Ecthelion listened, pointed to places on the maps, asked questions, and then sat - silent. Denethor held his breath. If only he had known this moment would come, he could have better prepared.

"I am impressed. It is a good plan. And you say there is a cave somewhere in this area?" he pointed to a spot on the map northeast of Cair Andros.

"That is what the texts in the Great Library say. Some place that was used of old to defend North Ithilien. I tried to locate it in the early spring, but could find neither sign nor road, but the time I spent there was short. If I could just lead a sortie across the river, I am sure, with the help of these legends that I will be able to find the cave. If all goes well, we might restore it as a watch point for the Rangers. One that they would be able to use as a base camp."

"Who would lead these Rangers?" Ecthelion wanted to know, wondering if Denethor had the temerity to request it for himself.

"It would have to be Captain Inlach. He knows his men and his heart is true."

"He is loyal to Turgon," Ecthelion spoke quietly.

"He is loyal to Gondor, my Lord. I have spoken with him. His love of Gondor and his men supercedes everything else. I have not found a soldier so true."

"You have spoken with him?" Ecthelion asked.

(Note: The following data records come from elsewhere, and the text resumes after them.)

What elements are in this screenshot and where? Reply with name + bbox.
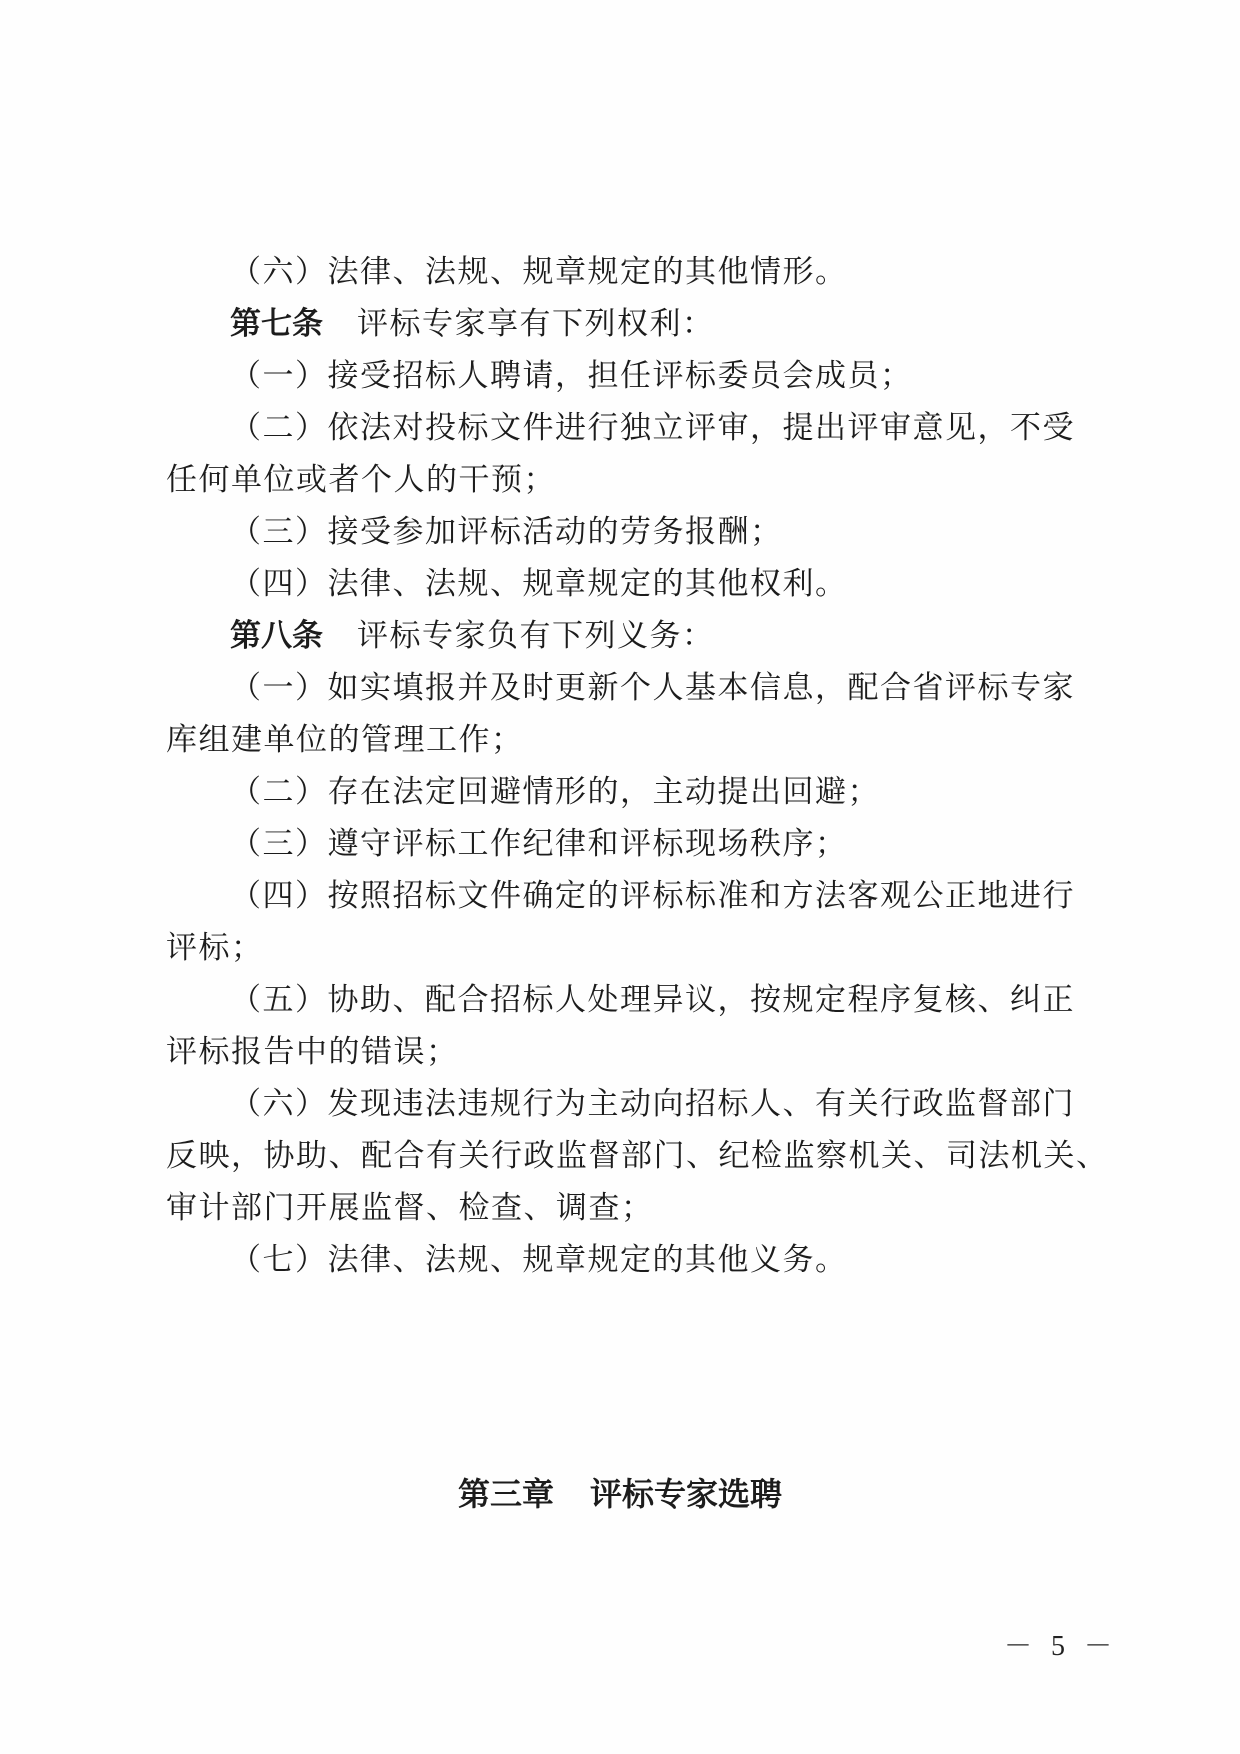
document-page: （六）法律、法规、规章规定的其他情形。 第七条评标专家享有下列权利： （一）接受… <box>0 0 1240 1754</box>
chapter-number: 第三章 <box>458 1475 554 1513</box>
clause-line: （三）接受参加评标活动的劳务报酬； <box>230 512 783 552</box>
chapter-heading: 第三章评标专家选聘 <box>0 1474 1240 1514</box>
clause-line: （一）接受招标人聘请，担任评标委员会成员； <box>230 356 913 396</box>
clause-line-continued: 评标； <box>166 928 264 968</box>
clause-line-continued: 评标报告中的错误； <box>166 1032 459 1072</box>
clause-line: （四）法律、法规、规章规定的其他权利。 <box>230 564 848 604</box>
clause-line: （三）遵守评标工作纪律和评标现场秩序； <box>230 824 848 864</box>
clause-line-continued: 任何单位或者个人的干预； <box>166 460 556 500</box>
article-heading: 第七条 <box>230 306 323 342</box>
clause-line: （一）如实填报并及时更新个人基本信息，配合省评标专家 <box>230 668 1075 708</box>
article-heading: 第八条 <box>230 618 323 654</box>
article-text: 评标专家负有下列义务： <box>357 618 715 654</box>
clause-line: （四）按照招标文件确定的评标标准和方法客观公正地进行 <box>230 876 1075 916</box>
clause-line: （五）协助、配合招标人处理异议，按规定程序复核、纠正 <box>230 980 1075 1020</box>
clause-line: （六）法律、法规、规章规定的其他情形。 <box>230 252 848 292</box>
chapter-title-text: 评标专家选聘 <box>590 1475 782 1513</box>
clause-line: （二）依法对投标文件进行独立评审，提出评审意见，不受 <box>230 408 1075 448</box>
clause-line: （六）发现违法违规行为主动向招标人、有关行政监督部门 <box>230 1084 1075 1124</box>
clause-line-continued: 库组建单位的管理工作； <box>166 720 524 760</box>
clause-line-continued: 反映，协助、配合有关行政监督部门、纪检监察机关、司法机关、 <box>166 1136 1109 1176</box>
clause-line: （二）存在法定回避情形的，主动提出回避； <box>230 772 880 812</box>
article-line: 第八条评标专家负有下列义务： <box>230 616 715 656</box>
page-number: － 5 － <box>1004 1630 1118 1664</box>
article-text: 评标专家享有下列权利： <box>357 306 715 342</box>
clause-line-continued: 审计部门开展监督、检查、调查； <box>166 1188 654 1228</box>
article-line: 第七条评标专家享有下列权利： <box>230 304 715 344</box>
clause-line: （七）法律、法规、规章规定的其他义务。 <box>230 1240 848 1280</box>
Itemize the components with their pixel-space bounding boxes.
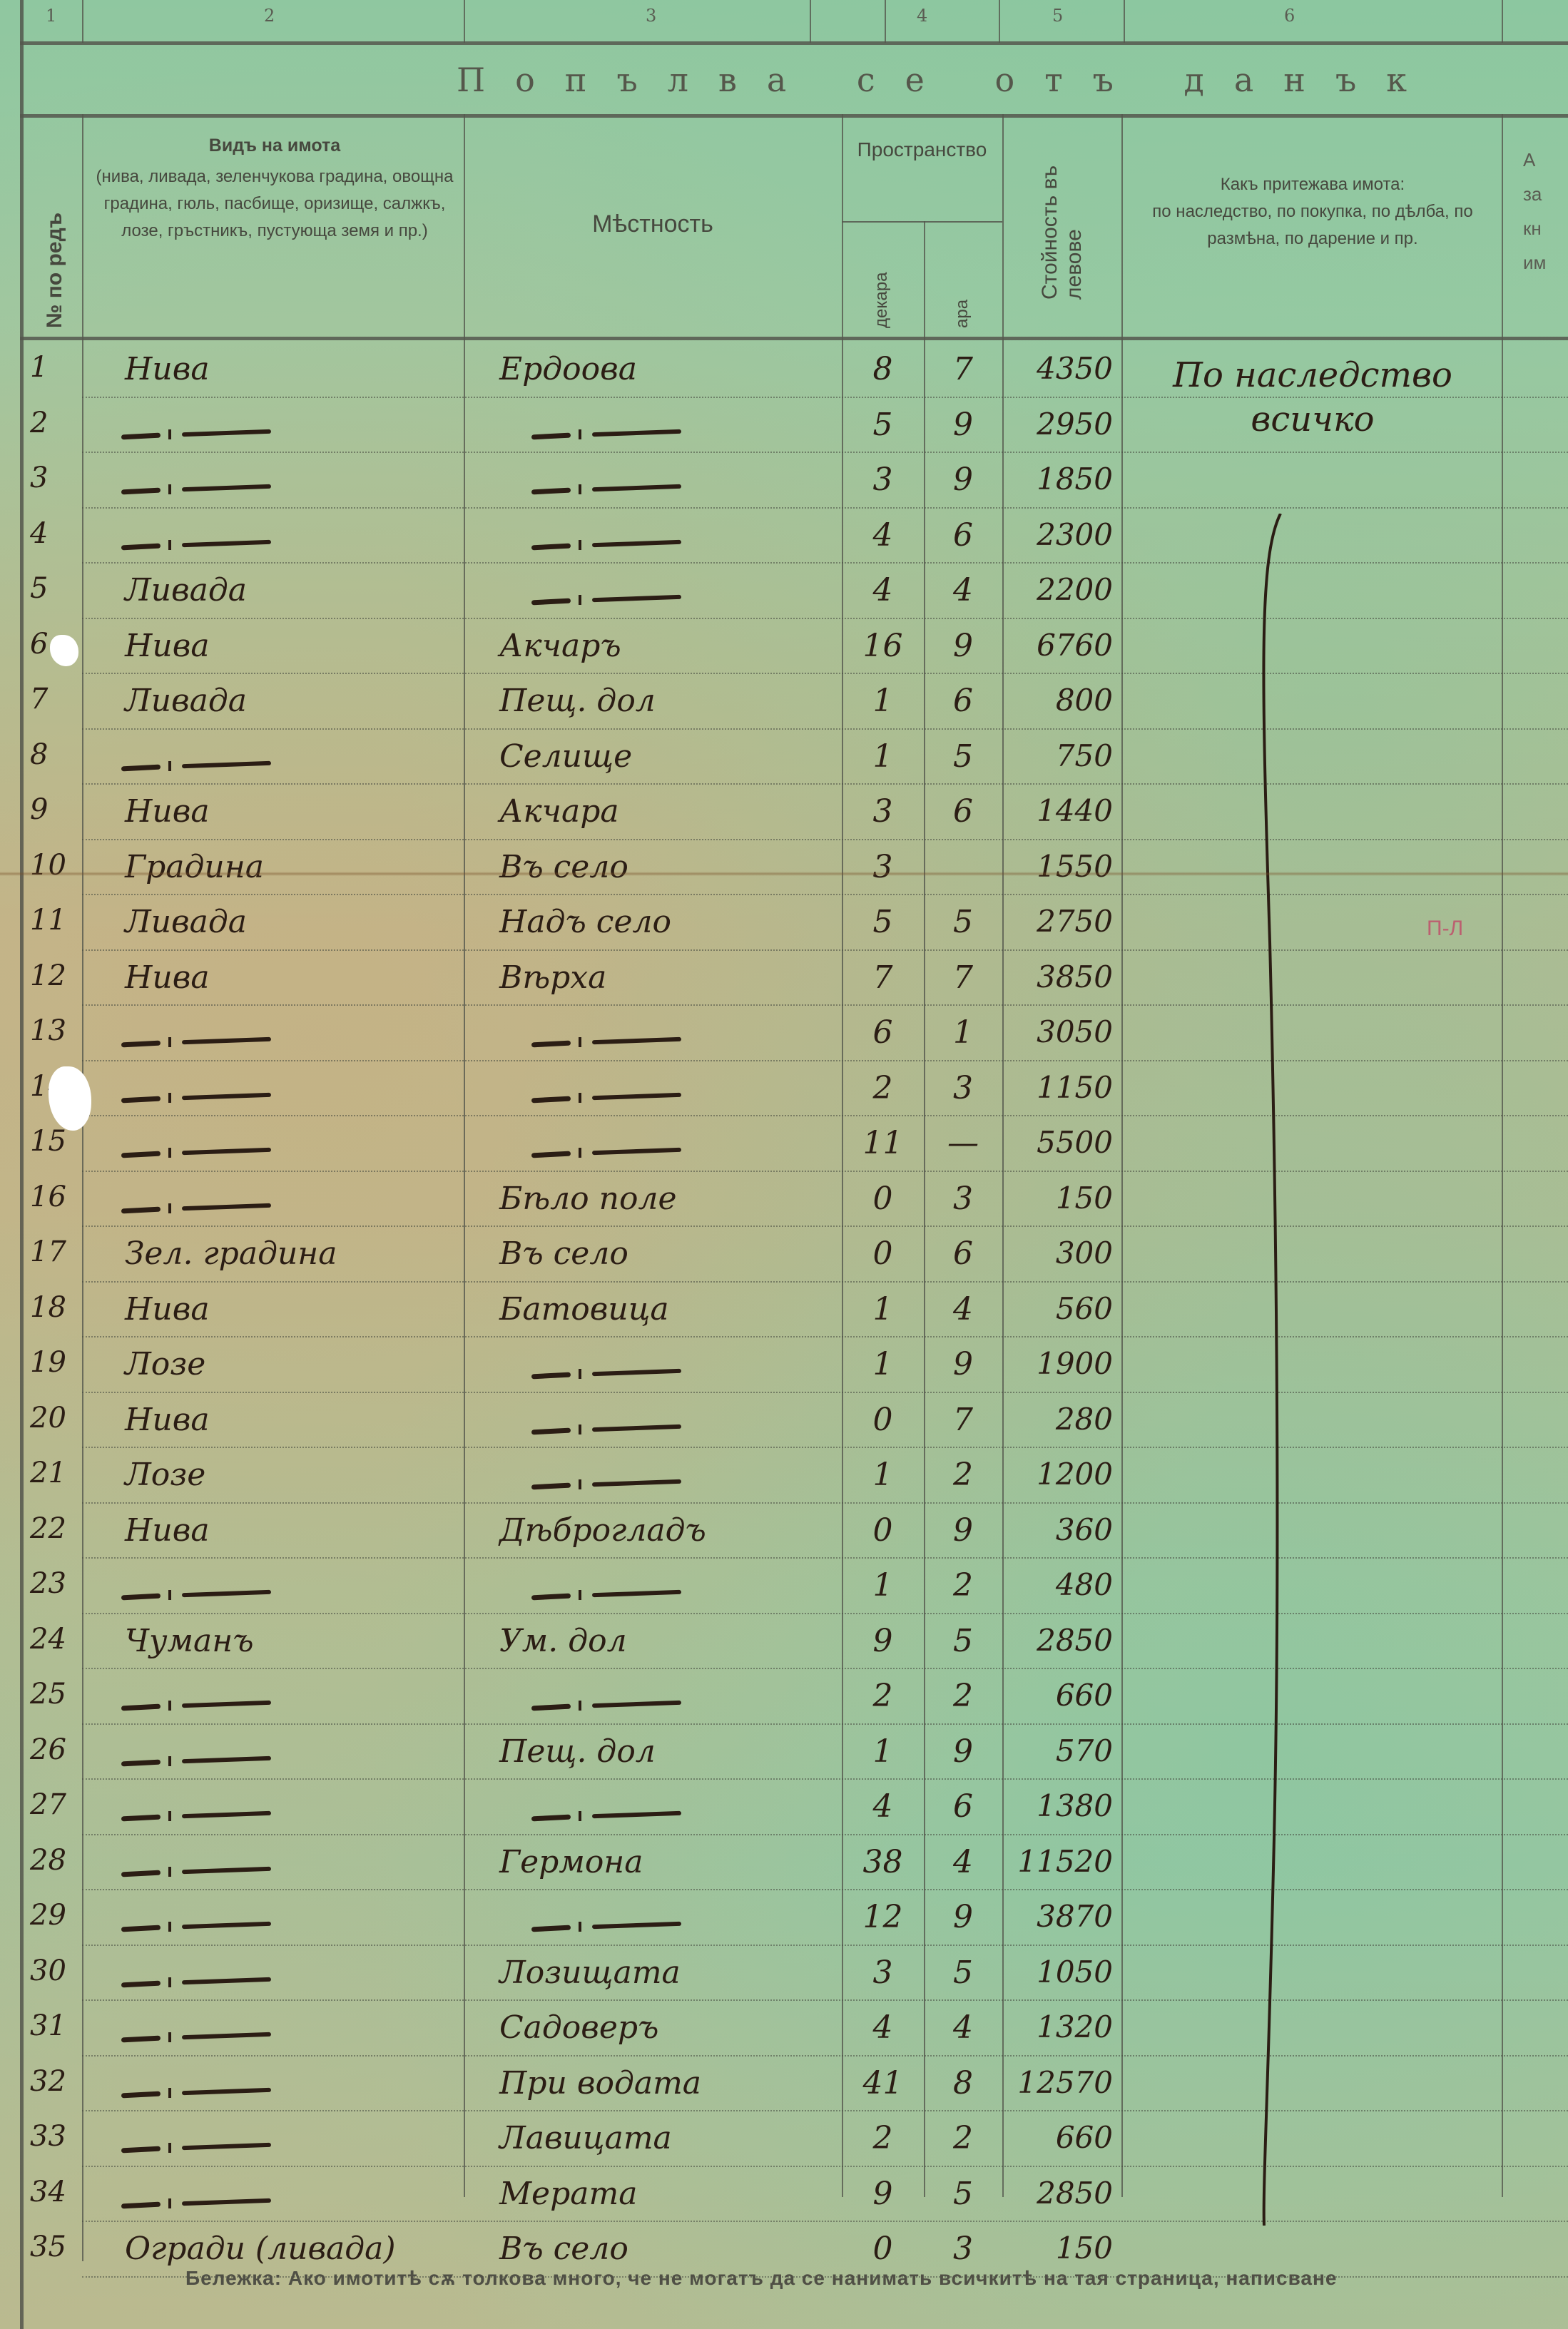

"Yes, my Lord, in the early spring. I... I needed to... I was hurt by the..." Why could he not just tell his father? "I was ashamed at how I found the Rangers when we returned from Lossarnach. Father, I have read some of the history of the Rangers, discovered they were once a great force in Gondor's arsenal against evil. I had to determine what happened, why they now were merely window dressing, sentries who did naught. I had to know if it was Inlach's fault."


"I believe the cause may once again be laid at Turgon's feet. Father, he does not see; he... I have the fortune of having listened to your words all these years, heard from you the signs of evil about us. He has not. His councilors seem to have their heads buried in the sands of Harad. They do not read. They have no sense of history. They are fools!"

"You are a little young to be calling your elders fools, are you not?"

"Forgive me, Father. I can hardly bear to see what is happening to Gondor - to Turgon as he slowly slips away from us. And I rue the day he chose the councilors he now has. Father! You know yourself they see no further than their noses. Perhaps I have been a little harsh in calling them fools. What am I to call men who would see Gondor continue its spiral of death and despair? The people walk in oblivion, believing we, the Steward and his family, are taking care of them, when we are not! We sit and listen to the prattle of a man who has lost every vestige of sanity. His sentences make sense no longer. Long ago he should have accepted the gift of the One and laid down with his fathers. I speak thus only because of my love for him - that man who sits on the Steward's Chair is no longer the Steward. He is a shell - an empty shell and ripe for the wiles of his councilors, juggling for positions of power and full of greed."

"My son - you speak treason."

Denethor held his breath. "Nay, Father, I speak the truth. You yourself have said the same things I am saying now. But you have said them couched in honeyed terms, while I speak the same words plainly. I would not have Turgon taken from his Chair. But I would not have Gondor held captive by unscrupulous councilors. Father, we must act now. Something terrible is coming towards Gondor; I can feel it in my heart, in every sinew of my body. Please, speak with Captain Inlach. Build the Rangers back into a force that is too terrible to deal with, one that will cause our enemies to think twice before considering an attack upon Gondor. Do you think the Corsairs would have attacked us if we were strong? Do you think the Orcs would have attacked us on our very borders? Father, I beg you. For Gondor."